How the Lord Jesus must grieve to see people whose ability to love others and speak the word of love to others is crippled.
How the Lord Jesus longs to cradle each and every one of our faces in his hands and to use his fingers to poke through whatever blocks us from hearing the joyous news, “You are my cherished child. Your sins are forgiven. You are safe with me forever.” How Jesus longs to restore to us the joy of salvation!
Jesus is ready to take wounded people of all kinds apart with him this very day, to reach deeply into the ears of their souls where old hardened scars block them from hearing the wondrous word of God’s grace. Where pain and despair make it hard to hear. Where they’ve lost all expectation of hearing words of blessing from God, and from the people of God. The Lord Jesus reaches into their souls to heal them, praying and groaning with sighs too deep for words.
Be opened, Jesus says to them. Be opened, he says to us. Open your heart. Hear the powerful, loving word of the Lord. Open your mouth. Speak the powerful, loving word of the Lord. Open your life and pass that word on.
Be opened! Believe it when one of my people tells you that you are cherished and dear and precious just as you are, and I have good plans for you!

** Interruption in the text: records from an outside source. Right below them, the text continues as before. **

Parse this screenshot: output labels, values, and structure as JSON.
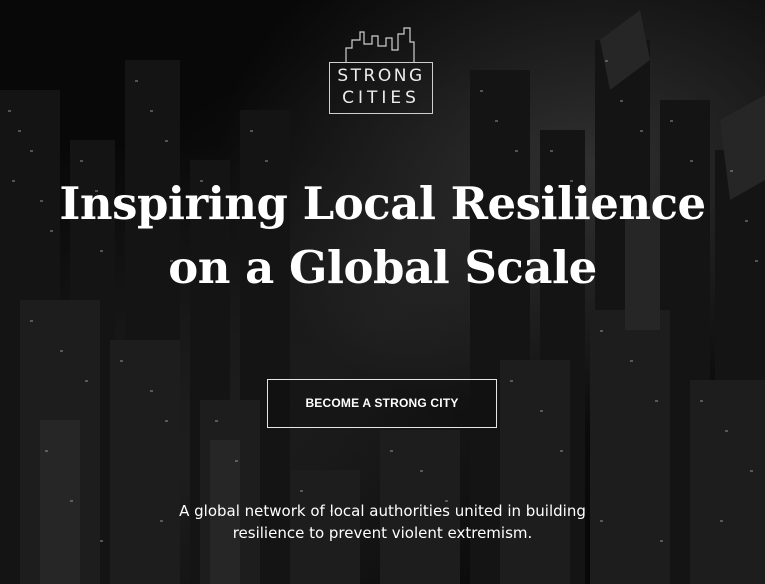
{
  "logo": {
    "line1": "STRONG",
    "line2": "CITIES",
    "icon": "city-skyline-icon"
  },
  "hero": {
    "headline_line1": "Inspiring Local Resilience",
    "headline_line2": "on a Global Scale",
    "cta_label": "BECOME A STRONG CITY",
    "tagline_line1": "A global network of local authorities united in building",
    "tagline_line2": "resilience to prevent violent extremism."
  },
  "colors": {
    "background": "#080808",
    "text": "#ffffff",
    "border": "#e6e6e6"
  }
}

Be opened! Those harsh noises in your minds and hearts, those voices that tell you that you are trash—they are not the truth! It’s a phantom. It’s ringing in the ears! Don’t listen to it! Listen to my gracious words that are real! Hear the word of the Lord! What’s real is that I have redeemed you, and you are mine!
Be opened, Jesus said to the man, and his ears were opened, and his tongue was set free from its fetters, and he spoke plainly. Everyone was astounded. They exclaimed, “Jesus has done everything well: he even makes the deaf to hear and the mute to speak.”
Sisters and brothers, we don’t have to live with damaged hearing and damaged speaking any more! We can be healed! Jesus sets us free to speak the language of love and grace with our words and with our lives!
Sisters and brothers, I say to you in the name of the Lord Jesus Christ: Be opened!